More than 24,000 Pennsylvania households are entering the winter season without heat-related utility service or are using unsafe heating sources, down 4.8 percent from last year but still higher than in previous years.
Sixty-four percent of the state's households without central heat are customers of Philadelphia Gas Works or Peco Energy Co., according to the Public Utility Commission's annual Cold Weather Survey.
PGW reported 9,252 customers without central heat, down 7.6 percent from the 2014 level.
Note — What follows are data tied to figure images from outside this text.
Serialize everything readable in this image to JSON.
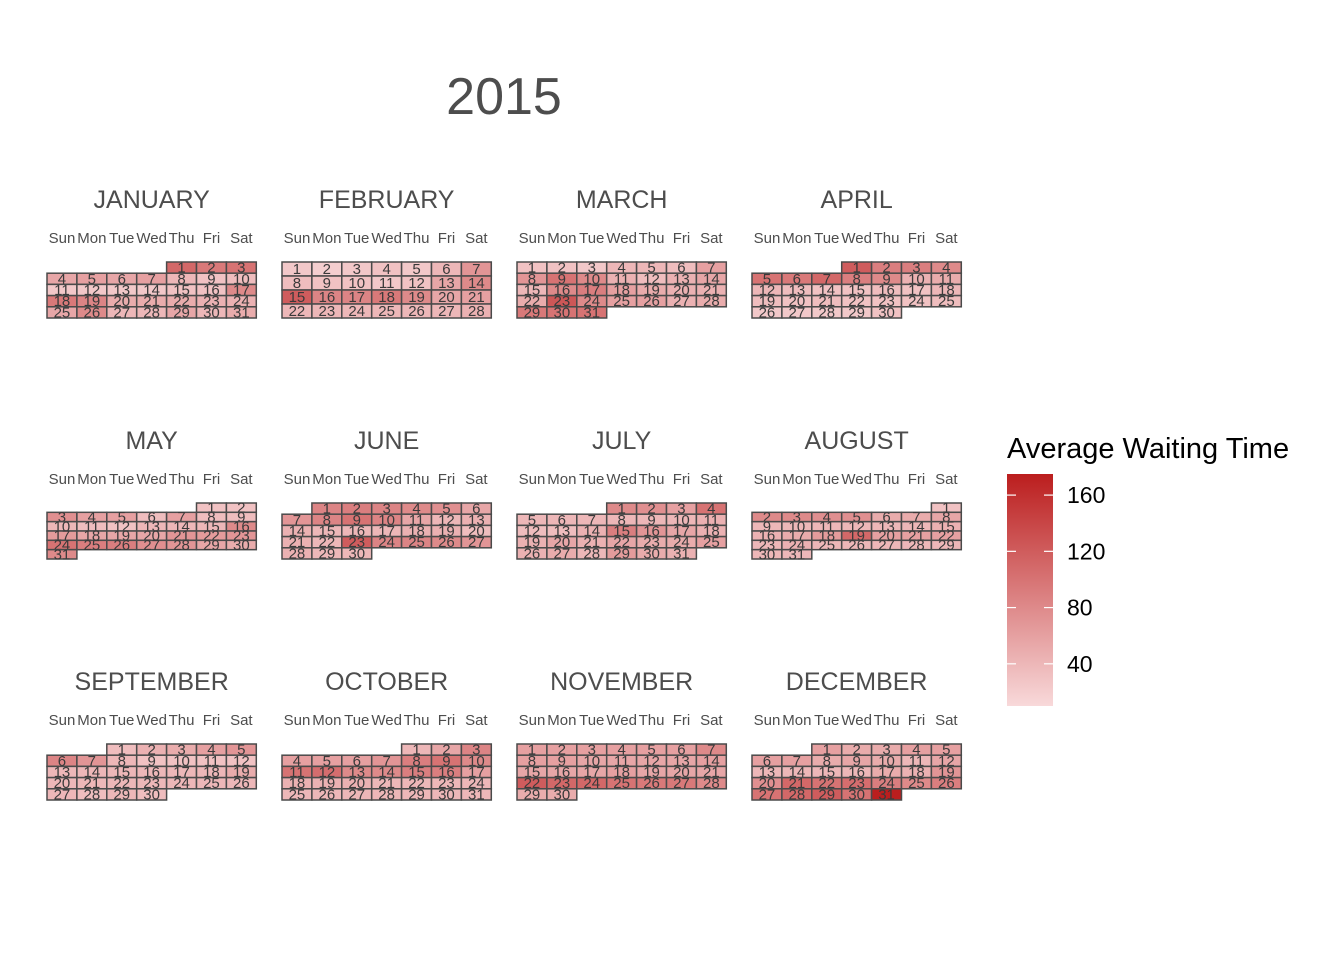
{
  "chart_data": {
    "type": "heatmap",
    "title": "2015",
    "year": 2015,
    "weekday_labels": [
      "Sun",
      "Mon",
      "Tue",
      "Wed",
      "Thu",
      "Fri",
      "Sat"
    ],
    "legend": {
      "title": "Average Waiting Time",
      "ticks": [
        40,
        80,
        120,
        160
      ],
      "range": [
        10,
        175
      ],
      "color_low": "#f8d9da",
      "color_high": "#bb1e1e"
    },
    "months": [
      {
        "name": "JANUARY",
        "values": [
          110,
          95,
          100,
          55,
          60,
          55,
          60,
          40,
          30,
          35,
          25,
          25,
          25,
          25,
          30,
          30,
          80,
          95,
          85,
          50,
          50,
          50,
          45,
          45,
          55,
          80,
          40,
          40,
          55,
          40,
          50
        ]
      },
      {
        "name": "FEBRUARY",
        "values": [
          25,
          20,
          25,
          30,
          25,
          40,
          70,
          35,
          30,
          30,
          25,
          30,
          55,
          80,
          120,
          85,
          85,
          95,
          80,
          55,
          60,
          40,
          40,
          40,
          40,
          40,
          40,
          45
        ]
      },
      {
        "name": "MARCH",
        "values": [
          30,
          30,
          25,
          40,
          40,
          35,
          60,
          70,
          100,
          80,
          45,
          35,
          45,
          55,
          40,
          80,
          90,
          60,
          50,
          45,
          45,
          50,
          125,
          80,
          60,
          60,
          45,
          50,
          95,
          100,
          100
        ]
      },
      {
        "name": "APRIL",
        "values": [
          120,
          90,
          90,
          80,
          100,
          95,
          110,
          90,
          80,
          45,
          50,
          40,
          35,
          30,
          30,
          35,
          30,
          40,
          35,
          30,
          35,
          30,
          30,
          30,
          35,
          25,
          25,
          25,
          25,
          30
        ]
      },
      {
        "name": "MAY",
        "values": [
          30,
          30,
          75,
          60,
          60,
          35,
          60,
          35,
          35,
          40,
          35,
          30,
          40,
          40,
          40,
          80,
          65,
          55,
          55,
          55,
          70,
          65,
          70,
          100,
          90,
          90,
          75,
          70,
          55,
          50,
          80
        ]
      },
      {
        "name": "JUNE",
        "values": [
          85,
          90,
          85,
          80,
          75,
          55,
          70,
          85,
          100,
          85,
          55,
          40,
          45,
          45,
          40,
          40,
          40,
          45,
          45,
          35,
          45,
          40,
          120,
          85,
          85,
          80,
          70,
          45,
          40,
          40
        ]
      },
      {
        "name": "JULY",
        "values": [
          80,
          75,
          60,
          100,
          40,
          40,
          40,
          40,
          40,
          40,
          45,
          35,
          35,
          45,
          90,
          70,
          55,
          45,
          45,
          55,
          45,
          55,
          50,
          50,
          60,
          45,
          50,
          40,
          65,
          50,
          45
        ]
      },
      {
        "name": "AUGUST",
        "values": [
          30,
          80,
          80,
          75,
          75,
          50,
          50,
          55,
          40,
          40,
          40,
          40,
          40,
          40,
          45,
          45,
          50,
          65,
          110,
          60,
          60,
          60,
          40,
          45,
          40,
          40,
          40,
          40,
          40,
          40,
          40
        ]
      },
      {
        "name": "SEPTEMBER",
        "values": [
          35,
          45,
          50,
          60,
          70,
          85,
          70,
          40,
          30,
          30,
          30,
          30,
          40,
          40,
          40,
          40,
          40,
          40,
          50,
          40,
          40,
          40,
          40,
          40,
          40,
          40,
          40,
          35,
          40,
          35
        ]
      },
      {
        "name": "OCTOBER",
        "values": [
          40,
          55,
          85,
          60,
          60,
          60,
          70,
          90,
          100,
          80,
          100,
          105,
          80,
          80,
          90,
          90,
          60,
          45,
          45,
          45,
          40,
          40,
          40,
          40,
          40,
          40,
          40,
          40,
          40,
          40,
          40
        ]
      },
      {
        "name": "NOVEMBER",
        "values": [
          60,
          60,
          60,
          60,
          60,
          60,
          80,
          60,
          60,
          55,
          55,
          55,
          55,
          60,
          55,
          55,
          55,
          60,
          55,
          55,
          55,
          120,
          110,
          110,
          100,
          95,
          95,
          80,
          50,
          50
        ]
      },
      {
        "name": "DECEMBER",
        "values": [
          60,
          50,
          50,
          60,
          60,
          60,
          60,
          50,
          55,
          50,
          40,
          55,
          40,
          40,
          40,
          40,
          50,
          45,
          70,
          75,
          110,
          100,
          105,
          90,
          80,
          90,
          100,
          110,
          120,
          100,
          175
        ]
      }
    ]
  }
}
Peco, which serves electric customers in Philadelphia and surrounding counties and gas customers outside Philadelphia, reported 6,299 households without heat, a 6 percent increase.
Peco said the number of customers using potentially unsafe heating sources more than tripled, from 113 households to 386, drawing a rebuke from the Pennsylvania Utility Law Project.
"This is a clear indication that additional support is needed to address the gap in universal utility services to the state's most vulnerable individuals," said Patrick Cicero, director of the law project.
Though the statewide number was down from 2014, it was still 22 percent higher than the average of the previous four years.
The annual PUC survey highlights some dramatic regional differences in customers without heat. PPL Electric Utilities, the Allentown utility that serves 1.4 million customers in 29 counties, said it counted only nine customers without central heat.
PPL staff members reach out to enroll customers in assistance programs in the months leading up to winter, said Paul Wirth, the utility's spokesman. Nils Hagen-Frederiksen, the PUC's spokesman, said the agency verifies PPL's count.
Peco has identified 886 of the customers without service who are eligible for federal heating grants and will be reaching out to them, said Ben Armstrong, a utility spokesman.
"We also know that 1,246 of these customers have a balance of $350 or less, and we will restore service to these customers upon their request," he said.
The utility law project said the survey understates the problem because it counts only customers of utilities regulated by the PUC, and it "does not reflect potentially thousands of other households without heat as a result of being unable to pay municipal, rural electric cooperative, propane, or oil bills."